The only visible interior changes are the new second-row seats, the instrument panel and the door skins. Everything else, according to my bride, is “exactly the bleepin’ same!”
VW offers three trim levels for the Routan: S, SE and SEL. The lesser two have Chrysler’s 3.8-liter, 197-horsepower V-6; the SEL gets a surprisingly peppy 4-liter, 251-horse Chrysler V-6 that’s also more fuel efficient that the smaller engine (rated 17 city/25 highway, compared with 16/23).
I drove an SEL with the rear-seat entertainment package, which gives both second- and third-row passengers their own nine-inch screens on which to watch movies (but not Sirius Satellite TV — only Chrysler customers can get that).
The entertainment system raised the SEL’s price to $36,990 (from a base of $33,890). Add in the $2,475 navigation unit and the $2,325 trim package with the power-folding third seat, and my Routan’s sticker totaled $41,790. Routans tend to run $1,000 more than the equivalent Chryslers (which carry a lifetime powertrain warranty, compared with VW’s five years or 60,000 miles).
Why, then, did my fully equipped Chrysler have a sticker of $43,917? Because it had Chrysler’s new Swivel ’n Go seats, which can spin to face the third row. VW does not offer them. Swivel ’n Go is nice if you want to sit in the back and play cards while facing fellow passengers around the pop-in-place table.
Nor does VW offer Chrysler’s Stow ’n Go system, with its fold-into-the-floor second-row seats.
VW chose instead to fill its second row with captain’s chairs, a comfort-based initiative that I support. The VW’s third row still folds flat into the floor, giving you an unencumbered 83.010 cubic feet for glorious wedding flotsam.
Seating aside, the largest distinction between the vans may be psychological. At the wheel of the Chrysler, I felt as though I were in one of those hastily constructed luxury big-foot homes. It has all the modern conveniences you could want — multiple flat-screen TVs, automatic tailgate, surgical-quality spot lights in the ceiling — but you get the feeling that if you were trapped inside, you could punch your way out.
The VW is made of almost exactly the same stuff, at the same plant, but it seems somehow more solid. This is mainly because the dashboard and leather are nicer. As I kept comparing the weight of both vehicles’ doors to make sure the VW’s weren’t really heftier, I realized I was in the spell of a Jedi mind trick.
The revised steering and suspension do help comportment, but these changes are perceptible only in the part of the brain that tells itself VWs are better to drive than Chryslers. They confirm prejudices like, “Chrysler vans ride coarsely” and “their handling is looser than WaMu’s lending standards.” The truth is, the VW isn’t a Ferrari either.
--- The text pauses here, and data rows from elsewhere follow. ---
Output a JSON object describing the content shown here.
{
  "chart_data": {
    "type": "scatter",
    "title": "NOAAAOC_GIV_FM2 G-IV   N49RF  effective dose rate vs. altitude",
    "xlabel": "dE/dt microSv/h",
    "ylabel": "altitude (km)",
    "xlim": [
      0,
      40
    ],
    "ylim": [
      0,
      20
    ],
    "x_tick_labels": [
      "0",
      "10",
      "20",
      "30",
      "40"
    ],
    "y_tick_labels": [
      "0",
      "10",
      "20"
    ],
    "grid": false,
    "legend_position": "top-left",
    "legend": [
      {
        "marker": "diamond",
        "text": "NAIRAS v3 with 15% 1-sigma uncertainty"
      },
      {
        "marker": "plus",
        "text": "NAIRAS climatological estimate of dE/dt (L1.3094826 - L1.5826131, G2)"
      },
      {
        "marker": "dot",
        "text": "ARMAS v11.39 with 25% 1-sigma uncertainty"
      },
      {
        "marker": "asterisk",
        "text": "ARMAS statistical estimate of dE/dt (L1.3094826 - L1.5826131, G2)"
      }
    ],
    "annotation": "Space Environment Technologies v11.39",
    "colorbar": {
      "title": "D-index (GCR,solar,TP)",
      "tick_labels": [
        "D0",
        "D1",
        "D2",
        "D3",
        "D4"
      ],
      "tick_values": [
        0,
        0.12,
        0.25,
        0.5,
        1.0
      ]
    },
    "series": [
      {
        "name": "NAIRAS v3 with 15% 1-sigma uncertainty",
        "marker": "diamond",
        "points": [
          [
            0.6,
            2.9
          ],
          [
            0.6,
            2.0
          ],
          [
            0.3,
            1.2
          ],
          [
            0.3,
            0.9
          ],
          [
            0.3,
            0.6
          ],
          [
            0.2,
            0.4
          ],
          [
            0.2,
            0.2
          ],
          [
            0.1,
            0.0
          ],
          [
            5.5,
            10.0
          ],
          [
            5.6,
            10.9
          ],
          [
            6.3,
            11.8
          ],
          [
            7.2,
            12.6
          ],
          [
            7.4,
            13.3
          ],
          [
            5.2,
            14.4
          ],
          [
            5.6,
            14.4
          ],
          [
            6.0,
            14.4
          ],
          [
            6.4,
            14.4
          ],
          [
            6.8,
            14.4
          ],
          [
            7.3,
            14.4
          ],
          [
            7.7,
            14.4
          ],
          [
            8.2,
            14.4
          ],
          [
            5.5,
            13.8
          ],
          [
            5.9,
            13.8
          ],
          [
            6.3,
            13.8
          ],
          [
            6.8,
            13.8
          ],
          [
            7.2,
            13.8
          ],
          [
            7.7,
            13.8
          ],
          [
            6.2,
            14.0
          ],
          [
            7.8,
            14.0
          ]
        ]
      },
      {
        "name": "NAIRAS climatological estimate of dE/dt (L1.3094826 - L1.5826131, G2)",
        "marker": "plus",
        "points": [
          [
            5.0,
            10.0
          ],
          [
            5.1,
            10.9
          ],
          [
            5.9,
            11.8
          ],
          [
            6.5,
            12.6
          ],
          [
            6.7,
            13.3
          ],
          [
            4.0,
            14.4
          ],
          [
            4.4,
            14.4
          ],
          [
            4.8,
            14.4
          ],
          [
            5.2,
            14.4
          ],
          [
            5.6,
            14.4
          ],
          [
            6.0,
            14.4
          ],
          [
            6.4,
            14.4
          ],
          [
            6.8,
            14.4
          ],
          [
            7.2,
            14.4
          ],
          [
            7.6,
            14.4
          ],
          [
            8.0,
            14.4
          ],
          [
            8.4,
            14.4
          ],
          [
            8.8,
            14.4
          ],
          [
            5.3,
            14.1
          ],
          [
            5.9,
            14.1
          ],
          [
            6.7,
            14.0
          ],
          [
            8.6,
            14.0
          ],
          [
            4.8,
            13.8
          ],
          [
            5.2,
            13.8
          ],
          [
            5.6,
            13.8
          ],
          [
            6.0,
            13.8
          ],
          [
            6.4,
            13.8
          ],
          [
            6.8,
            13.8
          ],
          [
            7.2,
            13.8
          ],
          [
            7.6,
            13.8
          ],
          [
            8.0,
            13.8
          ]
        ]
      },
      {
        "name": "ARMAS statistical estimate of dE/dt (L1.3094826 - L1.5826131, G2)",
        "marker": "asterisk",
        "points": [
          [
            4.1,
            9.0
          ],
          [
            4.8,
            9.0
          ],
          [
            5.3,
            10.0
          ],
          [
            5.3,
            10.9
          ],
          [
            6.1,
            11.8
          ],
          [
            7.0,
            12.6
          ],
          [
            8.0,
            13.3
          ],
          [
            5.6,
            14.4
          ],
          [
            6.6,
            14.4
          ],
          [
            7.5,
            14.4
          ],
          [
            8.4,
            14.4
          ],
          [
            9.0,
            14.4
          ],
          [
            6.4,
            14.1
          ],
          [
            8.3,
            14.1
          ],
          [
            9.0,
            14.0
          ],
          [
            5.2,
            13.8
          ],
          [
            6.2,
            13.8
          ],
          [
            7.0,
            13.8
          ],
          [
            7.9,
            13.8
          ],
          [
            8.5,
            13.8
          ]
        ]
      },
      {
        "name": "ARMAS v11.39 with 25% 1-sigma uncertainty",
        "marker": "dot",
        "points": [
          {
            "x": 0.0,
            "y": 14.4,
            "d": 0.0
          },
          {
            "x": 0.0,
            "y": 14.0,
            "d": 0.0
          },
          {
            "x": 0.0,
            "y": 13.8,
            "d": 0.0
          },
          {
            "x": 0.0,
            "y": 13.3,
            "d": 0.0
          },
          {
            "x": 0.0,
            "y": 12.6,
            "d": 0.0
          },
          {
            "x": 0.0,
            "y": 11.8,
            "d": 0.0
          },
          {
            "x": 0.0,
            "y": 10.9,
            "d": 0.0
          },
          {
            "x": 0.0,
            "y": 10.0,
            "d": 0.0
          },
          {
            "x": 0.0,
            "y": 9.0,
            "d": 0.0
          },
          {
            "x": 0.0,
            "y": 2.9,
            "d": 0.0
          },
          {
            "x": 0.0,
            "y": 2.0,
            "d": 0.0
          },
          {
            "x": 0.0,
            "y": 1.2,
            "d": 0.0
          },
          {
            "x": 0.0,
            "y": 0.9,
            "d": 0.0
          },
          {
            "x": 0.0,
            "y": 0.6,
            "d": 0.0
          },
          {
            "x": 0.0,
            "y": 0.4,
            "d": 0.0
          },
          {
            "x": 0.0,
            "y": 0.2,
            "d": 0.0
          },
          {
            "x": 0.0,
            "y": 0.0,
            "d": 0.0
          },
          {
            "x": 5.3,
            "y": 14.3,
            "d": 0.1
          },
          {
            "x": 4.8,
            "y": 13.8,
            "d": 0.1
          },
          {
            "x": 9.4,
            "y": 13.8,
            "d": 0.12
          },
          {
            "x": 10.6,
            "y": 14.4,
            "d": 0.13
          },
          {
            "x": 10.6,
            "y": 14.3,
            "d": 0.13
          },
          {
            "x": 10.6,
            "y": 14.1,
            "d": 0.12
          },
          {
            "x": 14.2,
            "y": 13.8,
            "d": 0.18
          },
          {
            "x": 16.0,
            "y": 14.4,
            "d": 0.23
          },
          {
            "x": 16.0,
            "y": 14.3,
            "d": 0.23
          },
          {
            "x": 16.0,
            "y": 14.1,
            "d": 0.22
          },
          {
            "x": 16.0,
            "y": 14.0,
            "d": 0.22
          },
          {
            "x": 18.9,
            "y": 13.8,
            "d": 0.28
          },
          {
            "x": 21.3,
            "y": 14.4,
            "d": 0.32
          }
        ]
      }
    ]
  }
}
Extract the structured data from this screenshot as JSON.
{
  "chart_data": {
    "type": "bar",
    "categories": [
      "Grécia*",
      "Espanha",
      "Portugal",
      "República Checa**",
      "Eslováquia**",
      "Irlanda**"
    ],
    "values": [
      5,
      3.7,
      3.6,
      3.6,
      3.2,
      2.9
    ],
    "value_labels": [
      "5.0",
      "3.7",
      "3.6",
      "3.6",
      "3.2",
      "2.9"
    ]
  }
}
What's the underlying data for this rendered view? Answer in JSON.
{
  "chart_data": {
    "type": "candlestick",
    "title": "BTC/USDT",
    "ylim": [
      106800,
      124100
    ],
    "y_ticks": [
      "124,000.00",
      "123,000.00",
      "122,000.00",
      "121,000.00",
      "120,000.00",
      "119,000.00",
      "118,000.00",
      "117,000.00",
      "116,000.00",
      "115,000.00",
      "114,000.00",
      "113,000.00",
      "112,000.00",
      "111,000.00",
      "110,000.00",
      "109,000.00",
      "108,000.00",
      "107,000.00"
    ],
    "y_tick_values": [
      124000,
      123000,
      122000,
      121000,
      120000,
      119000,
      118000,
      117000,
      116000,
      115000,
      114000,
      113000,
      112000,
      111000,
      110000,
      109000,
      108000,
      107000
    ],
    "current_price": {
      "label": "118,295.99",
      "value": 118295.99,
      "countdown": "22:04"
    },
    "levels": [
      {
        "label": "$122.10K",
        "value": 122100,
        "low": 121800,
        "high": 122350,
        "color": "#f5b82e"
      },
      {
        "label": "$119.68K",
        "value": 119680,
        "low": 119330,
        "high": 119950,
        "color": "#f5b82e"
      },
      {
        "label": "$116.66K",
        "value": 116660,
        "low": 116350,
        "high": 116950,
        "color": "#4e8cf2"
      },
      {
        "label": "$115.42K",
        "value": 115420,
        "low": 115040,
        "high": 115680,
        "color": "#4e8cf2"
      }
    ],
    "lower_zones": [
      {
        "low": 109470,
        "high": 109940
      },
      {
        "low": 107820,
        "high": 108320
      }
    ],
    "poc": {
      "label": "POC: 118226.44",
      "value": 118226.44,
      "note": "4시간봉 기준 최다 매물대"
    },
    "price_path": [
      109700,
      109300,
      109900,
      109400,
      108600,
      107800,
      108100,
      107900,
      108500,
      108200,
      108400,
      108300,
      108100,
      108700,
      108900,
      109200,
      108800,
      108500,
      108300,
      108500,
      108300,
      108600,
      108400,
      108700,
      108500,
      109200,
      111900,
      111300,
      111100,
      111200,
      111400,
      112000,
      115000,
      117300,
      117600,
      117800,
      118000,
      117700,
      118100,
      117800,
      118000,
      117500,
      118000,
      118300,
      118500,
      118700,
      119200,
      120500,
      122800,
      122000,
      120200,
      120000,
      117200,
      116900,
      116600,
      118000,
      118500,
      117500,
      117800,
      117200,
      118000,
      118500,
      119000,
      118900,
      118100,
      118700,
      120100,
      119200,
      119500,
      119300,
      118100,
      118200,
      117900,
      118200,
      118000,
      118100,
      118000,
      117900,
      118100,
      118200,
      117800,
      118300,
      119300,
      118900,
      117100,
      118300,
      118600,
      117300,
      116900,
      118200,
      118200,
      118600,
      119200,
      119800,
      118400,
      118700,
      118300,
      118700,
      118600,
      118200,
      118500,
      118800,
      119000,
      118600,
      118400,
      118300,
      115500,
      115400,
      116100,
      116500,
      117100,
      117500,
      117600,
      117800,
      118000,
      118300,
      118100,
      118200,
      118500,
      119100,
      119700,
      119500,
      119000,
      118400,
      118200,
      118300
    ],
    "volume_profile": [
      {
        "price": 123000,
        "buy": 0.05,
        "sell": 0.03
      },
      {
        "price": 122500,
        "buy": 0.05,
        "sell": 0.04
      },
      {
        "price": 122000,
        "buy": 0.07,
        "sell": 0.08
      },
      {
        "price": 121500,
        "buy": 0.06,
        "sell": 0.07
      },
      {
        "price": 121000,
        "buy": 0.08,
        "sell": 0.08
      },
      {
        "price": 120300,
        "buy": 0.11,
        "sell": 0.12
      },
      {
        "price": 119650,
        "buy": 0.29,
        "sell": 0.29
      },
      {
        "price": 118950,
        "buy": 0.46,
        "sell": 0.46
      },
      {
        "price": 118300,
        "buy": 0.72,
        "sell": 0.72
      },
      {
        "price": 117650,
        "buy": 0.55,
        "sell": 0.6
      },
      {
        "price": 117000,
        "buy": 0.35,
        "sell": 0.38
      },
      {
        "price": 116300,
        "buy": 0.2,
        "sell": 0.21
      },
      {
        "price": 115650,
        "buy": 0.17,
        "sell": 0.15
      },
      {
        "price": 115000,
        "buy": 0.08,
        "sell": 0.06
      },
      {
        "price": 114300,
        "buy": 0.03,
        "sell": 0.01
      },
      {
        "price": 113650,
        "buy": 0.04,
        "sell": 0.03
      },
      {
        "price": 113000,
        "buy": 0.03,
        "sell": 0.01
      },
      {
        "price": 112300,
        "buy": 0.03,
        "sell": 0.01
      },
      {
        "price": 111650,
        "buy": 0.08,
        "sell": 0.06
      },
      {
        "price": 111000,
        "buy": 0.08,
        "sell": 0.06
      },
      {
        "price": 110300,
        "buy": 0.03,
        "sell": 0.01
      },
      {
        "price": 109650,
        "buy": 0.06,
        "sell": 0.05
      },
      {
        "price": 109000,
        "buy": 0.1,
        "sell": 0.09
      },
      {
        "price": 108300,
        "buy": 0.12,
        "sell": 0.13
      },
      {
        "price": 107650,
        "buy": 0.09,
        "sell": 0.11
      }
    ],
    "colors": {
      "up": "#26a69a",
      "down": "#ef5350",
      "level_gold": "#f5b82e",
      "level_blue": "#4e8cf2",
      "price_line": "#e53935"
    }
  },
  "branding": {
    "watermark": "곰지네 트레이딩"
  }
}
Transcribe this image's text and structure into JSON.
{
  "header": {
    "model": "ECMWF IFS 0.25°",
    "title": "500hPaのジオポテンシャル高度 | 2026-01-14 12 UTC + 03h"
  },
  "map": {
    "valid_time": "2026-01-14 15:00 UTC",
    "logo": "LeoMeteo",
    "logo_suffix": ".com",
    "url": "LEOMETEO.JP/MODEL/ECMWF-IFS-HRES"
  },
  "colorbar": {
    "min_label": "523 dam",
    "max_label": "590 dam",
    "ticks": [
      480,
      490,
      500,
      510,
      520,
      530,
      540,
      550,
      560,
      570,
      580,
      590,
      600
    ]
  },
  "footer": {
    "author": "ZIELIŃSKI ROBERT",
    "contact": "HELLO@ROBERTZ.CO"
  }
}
Talk of vehicle dynamics, however, is not exactly germane to minivans. These things are built for getting little Jayden to his Ultimate Fighting lessons while not spilling your Acai berry master-cleanser into your 3G phone. With its stable ride, ample power and 13 cup holders, the Routan does all this commendably.
But the second coming of the Microbus it’s not, and this is perhaps the essence of its affront. This could have been the Volkswagen of minivans; instead it’s the Chrysler of VWs. And who’s going to get pregnant for that?